Not only were larger towns of the time affected by the lake’s cold water and the federal government’s chilling actions but smaller homesteads such as Kirkland Branch also plunged under the lake’s depths.

Earl Kirkland is 68 years old. His dad was born in 1930 and was raised in Kirkland Branch. As an immediate descendant, Kirkland heard in detail what Kirkland Branch was like.

“My dad was raised on Kirkland Branch down there by Chambers Creek. These places were taken for the dam. Kirkland Branch was just a homestead,” he said. “There was an apple orchard where people lived and had farms. They grew everything to eat. During this time, a lot of the people around here did logging, but some of them worked on the railroads.”

According to Kirkland, even though many people lived in the valley area, most were separated by their hollers and didn’t form together against the dam’s construction.

“A lot of those folks lived off the land, or logging or the railroad, I guess. But most people lived down on the farms in the low-country at that time. When they moved these people out, they got moved out to places like Marion or Asheville. Not all of them settled back in Swain County,” Kirkland said.

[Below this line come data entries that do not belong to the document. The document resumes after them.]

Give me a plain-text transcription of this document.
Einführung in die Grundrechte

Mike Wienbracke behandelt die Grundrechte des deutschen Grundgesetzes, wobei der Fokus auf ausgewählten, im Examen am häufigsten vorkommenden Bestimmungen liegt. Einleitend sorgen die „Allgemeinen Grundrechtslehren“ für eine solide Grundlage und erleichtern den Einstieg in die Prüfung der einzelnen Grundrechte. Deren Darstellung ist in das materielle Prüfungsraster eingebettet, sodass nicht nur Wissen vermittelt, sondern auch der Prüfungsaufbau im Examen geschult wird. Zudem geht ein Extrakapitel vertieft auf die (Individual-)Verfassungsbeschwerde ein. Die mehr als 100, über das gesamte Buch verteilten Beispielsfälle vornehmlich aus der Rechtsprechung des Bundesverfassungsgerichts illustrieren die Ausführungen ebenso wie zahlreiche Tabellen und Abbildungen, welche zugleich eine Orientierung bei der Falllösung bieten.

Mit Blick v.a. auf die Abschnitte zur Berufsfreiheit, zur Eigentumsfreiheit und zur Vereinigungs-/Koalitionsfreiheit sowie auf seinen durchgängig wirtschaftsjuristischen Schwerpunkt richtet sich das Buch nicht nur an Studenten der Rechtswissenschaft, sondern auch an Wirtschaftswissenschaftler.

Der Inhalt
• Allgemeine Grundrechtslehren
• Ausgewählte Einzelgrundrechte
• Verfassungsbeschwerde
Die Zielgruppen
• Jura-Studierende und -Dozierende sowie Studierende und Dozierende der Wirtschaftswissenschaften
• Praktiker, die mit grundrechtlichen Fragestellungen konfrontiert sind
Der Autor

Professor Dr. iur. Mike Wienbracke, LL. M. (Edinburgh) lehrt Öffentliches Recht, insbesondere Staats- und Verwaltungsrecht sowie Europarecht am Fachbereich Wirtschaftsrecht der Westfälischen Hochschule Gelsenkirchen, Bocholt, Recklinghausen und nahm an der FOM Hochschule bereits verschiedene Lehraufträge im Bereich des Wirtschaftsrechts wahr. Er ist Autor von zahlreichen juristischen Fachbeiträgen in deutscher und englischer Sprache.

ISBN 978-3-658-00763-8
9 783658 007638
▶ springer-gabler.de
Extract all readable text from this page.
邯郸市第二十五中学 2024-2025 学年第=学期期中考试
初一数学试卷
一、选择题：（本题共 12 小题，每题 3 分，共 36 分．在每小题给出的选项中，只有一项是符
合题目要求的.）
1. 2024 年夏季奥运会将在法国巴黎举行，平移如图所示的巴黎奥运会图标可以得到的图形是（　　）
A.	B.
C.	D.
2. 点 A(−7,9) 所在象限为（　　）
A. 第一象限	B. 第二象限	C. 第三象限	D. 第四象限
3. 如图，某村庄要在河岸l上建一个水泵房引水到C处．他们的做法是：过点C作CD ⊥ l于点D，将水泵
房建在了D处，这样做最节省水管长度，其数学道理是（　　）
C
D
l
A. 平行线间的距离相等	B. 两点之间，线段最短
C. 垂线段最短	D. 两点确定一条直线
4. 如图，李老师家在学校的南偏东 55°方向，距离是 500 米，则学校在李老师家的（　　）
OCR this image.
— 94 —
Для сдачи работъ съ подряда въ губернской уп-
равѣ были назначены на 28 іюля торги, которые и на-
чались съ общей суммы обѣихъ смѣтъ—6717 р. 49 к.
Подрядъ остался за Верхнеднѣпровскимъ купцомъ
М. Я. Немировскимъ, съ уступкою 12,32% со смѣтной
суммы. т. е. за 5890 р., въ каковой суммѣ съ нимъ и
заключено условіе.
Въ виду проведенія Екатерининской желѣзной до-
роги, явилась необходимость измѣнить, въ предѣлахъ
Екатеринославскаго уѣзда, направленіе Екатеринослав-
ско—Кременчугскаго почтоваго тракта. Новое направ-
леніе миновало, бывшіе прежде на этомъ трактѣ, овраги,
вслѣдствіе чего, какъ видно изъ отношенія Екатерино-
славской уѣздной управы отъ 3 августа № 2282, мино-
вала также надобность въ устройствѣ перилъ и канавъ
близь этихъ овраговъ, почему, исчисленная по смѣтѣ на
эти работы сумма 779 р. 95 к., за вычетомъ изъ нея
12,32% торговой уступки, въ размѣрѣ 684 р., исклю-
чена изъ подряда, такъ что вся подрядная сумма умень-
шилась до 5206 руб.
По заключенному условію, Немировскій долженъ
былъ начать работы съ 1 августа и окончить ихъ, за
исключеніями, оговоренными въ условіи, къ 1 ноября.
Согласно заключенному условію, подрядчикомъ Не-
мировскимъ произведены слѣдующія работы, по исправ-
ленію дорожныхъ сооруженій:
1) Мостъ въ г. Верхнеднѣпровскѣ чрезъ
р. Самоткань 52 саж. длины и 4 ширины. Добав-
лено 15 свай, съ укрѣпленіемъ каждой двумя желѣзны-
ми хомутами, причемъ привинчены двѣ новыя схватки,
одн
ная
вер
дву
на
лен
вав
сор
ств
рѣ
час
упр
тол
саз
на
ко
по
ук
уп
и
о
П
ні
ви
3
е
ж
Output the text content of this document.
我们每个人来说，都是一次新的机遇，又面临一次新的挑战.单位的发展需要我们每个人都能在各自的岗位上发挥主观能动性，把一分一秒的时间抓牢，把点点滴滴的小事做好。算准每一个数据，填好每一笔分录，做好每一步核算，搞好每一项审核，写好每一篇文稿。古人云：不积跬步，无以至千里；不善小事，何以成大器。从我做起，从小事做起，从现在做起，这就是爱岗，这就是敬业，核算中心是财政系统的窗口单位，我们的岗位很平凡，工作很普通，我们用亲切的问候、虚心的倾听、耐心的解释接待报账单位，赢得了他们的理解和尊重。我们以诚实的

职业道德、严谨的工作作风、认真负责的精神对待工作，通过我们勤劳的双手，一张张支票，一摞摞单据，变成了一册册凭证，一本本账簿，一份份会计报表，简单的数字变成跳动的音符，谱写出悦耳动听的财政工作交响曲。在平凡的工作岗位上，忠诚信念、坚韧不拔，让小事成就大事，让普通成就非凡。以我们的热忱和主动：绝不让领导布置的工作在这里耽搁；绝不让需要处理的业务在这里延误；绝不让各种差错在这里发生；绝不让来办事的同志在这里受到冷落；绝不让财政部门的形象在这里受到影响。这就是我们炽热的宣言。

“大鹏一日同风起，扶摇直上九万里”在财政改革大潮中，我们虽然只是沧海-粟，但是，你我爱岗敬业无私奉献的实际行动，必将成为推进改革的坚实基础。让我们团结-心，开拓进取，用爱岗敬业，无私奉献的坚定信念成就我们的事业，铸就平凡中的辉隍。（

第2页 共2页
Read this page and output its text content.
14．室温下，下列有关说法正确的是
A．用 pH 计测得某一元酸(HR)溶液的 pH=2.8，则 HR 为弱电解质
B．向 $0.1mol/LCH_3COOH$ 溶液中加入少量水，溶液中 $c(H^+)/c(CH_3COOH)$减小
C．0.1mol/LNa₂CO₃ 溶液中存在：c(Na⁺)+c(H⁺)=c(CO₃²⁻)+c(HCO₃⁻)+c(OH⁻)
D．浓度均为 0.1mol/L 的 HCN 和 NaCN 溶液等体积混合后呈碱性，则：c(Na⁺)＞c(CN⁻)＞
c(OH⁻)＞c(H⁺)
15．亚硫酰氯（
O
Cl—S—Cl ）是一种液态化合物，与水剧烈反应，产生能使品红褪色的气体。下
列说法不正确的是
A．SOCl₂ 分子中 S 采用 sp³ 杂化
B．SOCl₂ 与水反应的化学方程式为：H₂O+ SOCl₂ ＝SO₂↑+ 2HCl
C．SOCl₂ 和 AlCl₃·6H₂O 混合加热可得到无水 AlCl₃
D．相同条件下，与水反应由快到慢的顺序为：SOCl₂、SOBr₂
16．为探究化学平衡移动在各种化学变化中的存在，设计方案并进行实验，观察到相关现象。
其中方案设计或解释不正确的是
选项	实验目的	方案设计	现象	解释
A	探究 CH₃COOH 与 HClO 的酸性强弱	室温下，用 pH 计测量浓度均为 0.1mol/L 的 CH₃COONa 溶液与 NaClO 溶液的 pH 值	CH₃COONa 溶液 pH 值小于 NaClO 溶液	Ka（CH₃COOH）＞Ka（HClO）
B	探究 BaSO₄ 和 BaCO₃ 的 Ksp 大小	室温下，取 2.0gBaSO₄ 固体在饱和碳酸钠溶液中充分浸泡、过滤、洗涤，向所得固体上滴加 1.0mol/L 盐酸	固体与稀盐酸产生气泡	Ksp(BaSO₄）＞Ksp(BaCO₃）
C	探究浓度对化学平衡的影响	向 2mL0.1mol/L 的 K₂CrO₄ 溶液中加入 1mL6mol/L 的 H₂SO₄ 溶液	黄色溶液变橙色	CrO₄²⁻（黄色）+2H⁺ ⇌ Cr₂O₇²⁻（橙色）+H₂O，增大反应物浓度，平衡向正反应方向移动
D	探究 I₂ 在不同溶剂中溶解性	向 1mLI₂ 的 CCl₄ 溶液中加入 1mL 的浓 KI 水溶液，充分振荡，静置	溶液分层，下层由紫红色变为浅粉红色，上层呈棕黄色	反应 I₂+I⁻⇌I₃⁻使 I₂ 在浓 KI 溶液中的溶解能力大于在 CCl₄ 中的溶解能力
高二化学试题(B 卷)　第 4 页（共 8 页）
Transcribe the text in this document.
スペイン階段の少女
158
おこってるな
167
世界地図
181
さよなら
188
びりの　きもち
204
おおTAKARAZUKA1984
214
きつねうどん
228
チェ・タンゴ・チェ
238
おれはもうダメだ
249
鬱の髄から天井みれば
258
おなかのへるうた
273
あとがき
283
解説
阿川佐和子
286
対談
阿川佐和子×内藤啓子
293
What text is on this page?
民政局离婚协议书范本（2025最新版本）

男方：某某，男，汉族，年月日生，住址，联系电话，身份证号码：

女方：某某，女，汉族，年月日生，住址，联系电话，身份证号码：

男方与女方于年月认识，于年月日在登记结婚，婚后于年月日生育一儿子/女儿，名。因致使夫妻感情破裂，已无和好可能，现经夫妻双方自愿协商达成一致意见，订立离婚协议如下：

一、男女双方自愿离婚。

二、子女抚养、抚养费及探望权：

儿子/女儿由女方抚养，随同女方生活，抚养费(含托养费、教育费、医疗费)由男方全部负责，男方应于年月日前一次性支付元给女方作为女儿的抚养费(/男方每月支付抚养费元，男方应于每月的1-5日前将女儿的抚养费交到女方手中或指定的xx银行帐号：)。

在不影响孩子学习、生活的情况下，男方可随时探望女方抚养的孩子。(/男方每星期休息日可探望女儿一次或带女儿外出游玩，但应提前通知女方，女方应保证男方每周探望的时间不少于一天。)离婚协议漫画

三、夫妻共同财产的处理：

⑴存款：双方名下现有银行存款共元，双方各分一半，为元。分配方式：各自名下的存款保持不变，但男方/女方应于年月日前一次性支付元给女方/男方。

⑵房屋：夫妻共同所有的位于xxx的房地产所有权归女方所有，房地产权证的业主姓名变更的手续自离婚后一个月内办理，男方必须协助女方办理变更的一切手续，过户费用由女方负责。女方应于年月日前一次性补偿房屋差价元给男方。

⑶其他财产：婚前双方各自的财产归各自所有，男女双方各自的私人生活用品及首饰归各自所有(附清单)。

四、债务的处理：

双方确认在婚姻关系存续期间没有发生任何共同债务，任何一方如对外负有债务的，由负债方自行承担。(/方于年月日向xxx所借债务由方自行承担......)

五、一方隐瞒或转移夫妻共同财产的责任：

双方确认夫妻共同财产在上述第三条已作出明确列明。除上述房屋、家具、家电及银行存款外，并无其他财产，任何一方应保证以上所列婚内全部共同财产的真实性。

“A lot of them had to move to where the work was at. Some of the people got paid for their property, and some others didn’t. Some just got paid enough to cover the taxes on what they had,” he added. “A lot of people got paid less than 50 cents an acre. It wasn’t right, but that was the way things were back then.”

Several families felt forced out of the region for one reason or another, such as those who followed the lumber industry out West, but some stayed close to their roots. Regardless of the circumstances, Kirkland said there were a lot of hurt feelings during that time frame.

“Whenever they built the dam, they told a lot of people that they could come back to visit their homes, but when these people would come back, they would find that the Tennessee Valley Authority had burnt their house down,” Kirkland said. “Both the National Park and TVA did people wrong. I think a lot of the people living back then are better off than we are today,” he said with an ironic laugh.